Russia signals depreciation of ruble


By Charles Cloverin
Financial Times, London
Tuesday, November 11, 2008

MOSCOW -- Russia's central bank signalled on Tuesday it was prepared to allow a sharp depreciation of the rouble as it lowered the floor at which it would defend the struggling currency, while capital outflows from the country took their toll on foreign exchange reserves.

The rouble fell by 1 per cent on Tuesday against the combined dollar/euro basket of currencies after the central bank lowered the floor by the same amount.

This was the first time since 2005 that the central bank has lowered the limit at which it will defend the rouble by selling its foreign currency reserves.

The central bank faces the danger that, by signalling a devaluation may be on the cards, it may spark a run on the rouble.
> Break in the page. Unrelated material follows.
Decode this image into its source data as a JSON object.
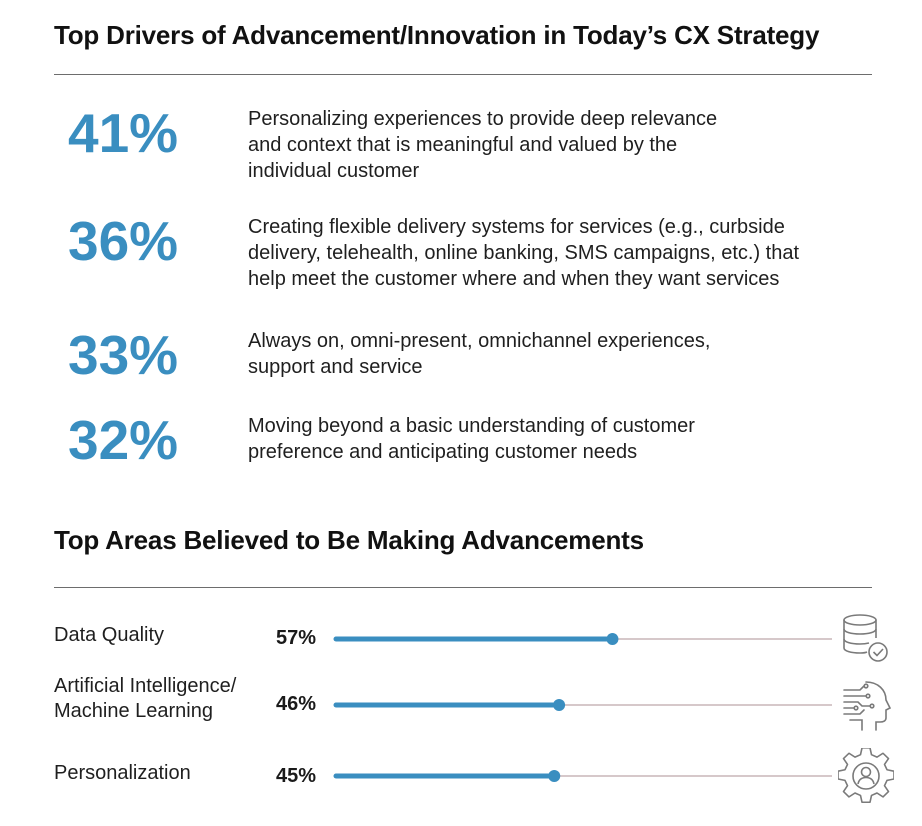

Russia's stock market on Tuesday fell more than 10 per cent, and trading was halted briefly. Traders estimated the central bank had to sell $7 billion to keep the rouble stable at its new level, of 30.79 against a basket of 55 per cent dollars and 45 per cent euros -- its weakest level since the new basket was introduced in February 2007.

The move comes after statements by Sergei Ignatyev, the central bank governor, indicating that a further devaluation was possible. "I do not rule out more flexibility in the rouble exchange rate with some tendency toward a weakening of the rouble against some foreign currencies in current conditions," he said on Monday.

A large devaluation could expose the government to serious political consequences. A poll released last week by the Levada Center, a Moscow sociological research agency, found that the approval rating of both Dmitry Medvedev, president, and his prime minister, Vladimir Putin, fell in October by 7 per cent and 5 per cent respectively because of the economic crisis -- though both ratings remain at near historic highs.

But holding the rouble stable may ultimately be futile as the price of oil, Russia's main export, falls and international credit markets dry up, analysts said. Rory MacFarquhar of Goldman Sachs in Moscow said Tuesday's step was necessitated partly by the costs of defending the rouble at its previous level.

"It's the first time since 2005 that they have made a move that would weaken the exchange rate," he said.

The central bank has lost $112 billion in reserves since they peaked at $597 billion in early August. "The policy of holding the rouble within a band against the basket, which was originally designed to slow the appreciation of the currency, has rapidly mutated into a defence of an overvalued exchange rate with the decline in oil prices and the global sudden stop in capital flows."

Previous modifications to the rouble's euro/dollar trading band were designed to prevent the currency from appreciating, rather than depreciating, as foreign money poured into oil-rich Russia. But now, with oil prices falling, Russia probably faces a current account deficit.